Biliyor musunuz, sporcu için her başarı önemli. “Bu fazla, bu az” değil. Benim için, Fenerbahçe’de veya başka bir takımda olsun, her başarı önemlidir. Sporcu sonuçta ne için çalışır? Başarılı olmak için çalışır. Ne kadar çok şampiyon olursan o kadar önemlidir. Seyircileri mutlu etmek için her zaman elimizden geleni yaptık.

• Fenerbahçe’de oynadığınız en başarılı maç ve yaşadığınız en unutulmaz olay nedir?
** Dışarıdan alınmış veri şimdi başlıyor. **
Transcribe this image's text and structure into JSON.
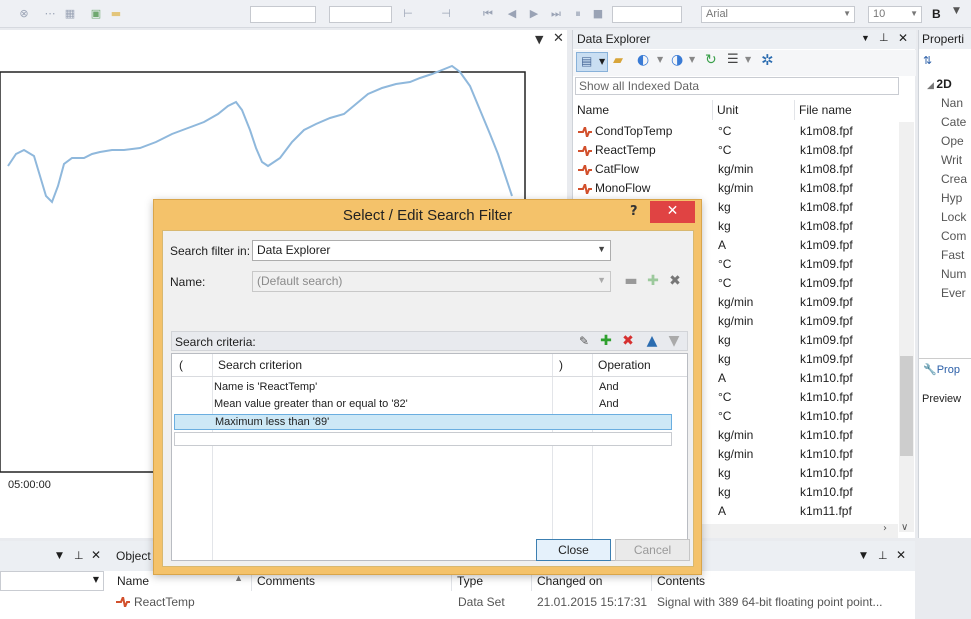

O kadar çok var ki… Nasıl anlatacağımı bilmiyorum, aklıma getirmeye çalışıyorum… Tabii ki 100. yıldaki şampiyonluk çok farklıydı. Çünkü ligdeki ilk şampiyonluğumu yaşadım. Ne yaparsan yap, unutulmaz bir an. Fenerbahçe için ve bizim için çok önemli bir şampiyonluktu. Şimdi hepsini anlatmaya başlasam röportaj bitmez. Çok var çünkü.
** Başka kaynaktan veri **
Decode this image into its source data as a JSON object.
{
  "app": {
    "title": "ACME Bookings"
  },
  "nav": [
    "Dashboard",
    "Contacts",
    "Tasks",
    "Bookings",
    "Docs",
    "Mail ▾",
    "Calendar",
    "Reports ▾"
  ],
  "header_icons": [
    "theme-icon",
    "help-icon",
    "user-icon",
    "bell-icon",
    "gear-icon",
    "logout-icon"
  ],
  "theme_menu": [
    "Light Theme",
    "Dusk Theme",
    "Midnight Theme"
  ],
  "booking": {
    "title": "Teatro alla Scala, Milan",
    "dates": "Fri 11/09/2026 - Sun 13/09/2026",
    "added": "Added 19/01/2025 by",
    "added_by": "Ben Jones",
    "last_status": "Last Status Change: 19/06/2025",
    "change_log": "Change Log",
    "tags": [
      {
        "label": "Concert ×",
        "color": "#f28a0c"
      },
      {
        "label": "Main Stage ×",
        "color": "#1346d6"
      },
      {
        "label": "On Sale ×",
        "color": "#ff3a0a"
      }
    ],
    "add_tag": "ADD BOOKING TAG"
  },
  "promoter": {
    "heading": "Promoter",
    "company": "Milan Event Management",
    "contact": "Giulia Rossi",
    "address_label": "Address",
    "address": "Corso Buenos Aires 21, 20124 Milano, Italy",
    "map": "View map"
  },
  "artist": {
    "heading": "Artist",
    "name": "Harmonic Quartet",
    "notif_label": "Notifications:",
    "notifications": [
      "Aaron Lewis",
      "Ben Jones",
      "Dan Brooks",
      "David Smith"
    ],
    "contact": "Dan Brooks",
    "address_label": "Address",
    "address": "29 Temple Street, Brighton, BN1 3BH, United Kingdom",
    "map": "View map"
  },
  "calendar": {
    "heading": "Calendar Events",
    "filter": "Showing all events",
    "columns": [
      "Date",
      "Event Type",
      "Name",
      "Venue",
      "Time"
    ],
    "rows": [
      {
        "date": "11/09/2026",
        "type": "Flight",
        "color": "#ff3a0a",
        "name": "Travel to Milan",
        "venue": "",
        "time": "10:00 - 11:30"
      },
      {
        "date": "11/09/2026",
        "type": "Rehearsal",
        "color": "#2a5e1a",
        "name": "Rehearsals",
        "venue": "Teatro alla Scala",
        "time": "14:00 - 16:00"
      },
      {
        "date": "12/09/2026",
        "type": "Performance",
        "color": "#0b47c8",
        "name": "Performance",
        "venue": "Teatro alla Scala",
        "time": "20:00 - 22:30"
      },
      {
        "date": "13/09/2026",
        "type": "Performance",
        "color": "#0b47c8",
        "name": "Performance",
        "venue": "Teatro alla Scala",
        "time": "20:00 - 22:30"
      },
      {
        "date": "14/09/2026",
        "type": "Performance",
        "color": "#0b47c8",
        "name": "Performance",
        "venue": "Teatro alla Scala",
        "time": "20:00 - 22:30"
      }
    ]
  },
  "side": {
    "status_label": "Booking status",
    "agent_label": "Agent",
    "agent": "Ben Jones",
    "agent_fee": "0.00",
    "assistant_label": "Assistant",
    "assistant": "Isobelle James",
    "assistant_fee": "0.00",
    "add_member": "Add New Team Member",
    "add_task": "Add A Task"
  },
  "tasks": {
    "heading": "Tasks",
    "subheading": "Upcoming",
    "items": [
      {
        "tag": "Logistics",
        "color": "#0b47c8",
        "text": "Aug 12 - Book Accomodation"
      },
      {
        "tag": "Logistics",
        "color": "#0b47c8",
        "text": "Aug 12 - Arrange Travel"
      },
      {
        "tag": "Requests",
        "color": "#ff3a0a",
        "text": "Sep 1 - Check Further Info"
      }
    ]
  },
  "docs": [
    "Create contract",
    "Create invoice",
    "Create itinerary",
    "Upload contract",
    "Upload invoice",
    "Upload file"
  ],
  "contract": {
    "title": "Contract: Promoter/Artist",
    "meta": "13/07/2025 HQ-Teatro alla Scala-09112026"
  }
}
• Biz taraftarların aklında hırsı ve çalışkanlığıyla yer etmiş bir basketbolcusunuz, bu hırsınız zaman zaman rakip tribünlerle karşı karşıya gelmenize de sebep olmuştu. Sizce bu konuda neleri doğru, neleri yanlış yaptınız? Ve en çok sinirlendiğiniz, çileden çıktığınız karşılaşma hangisiydi?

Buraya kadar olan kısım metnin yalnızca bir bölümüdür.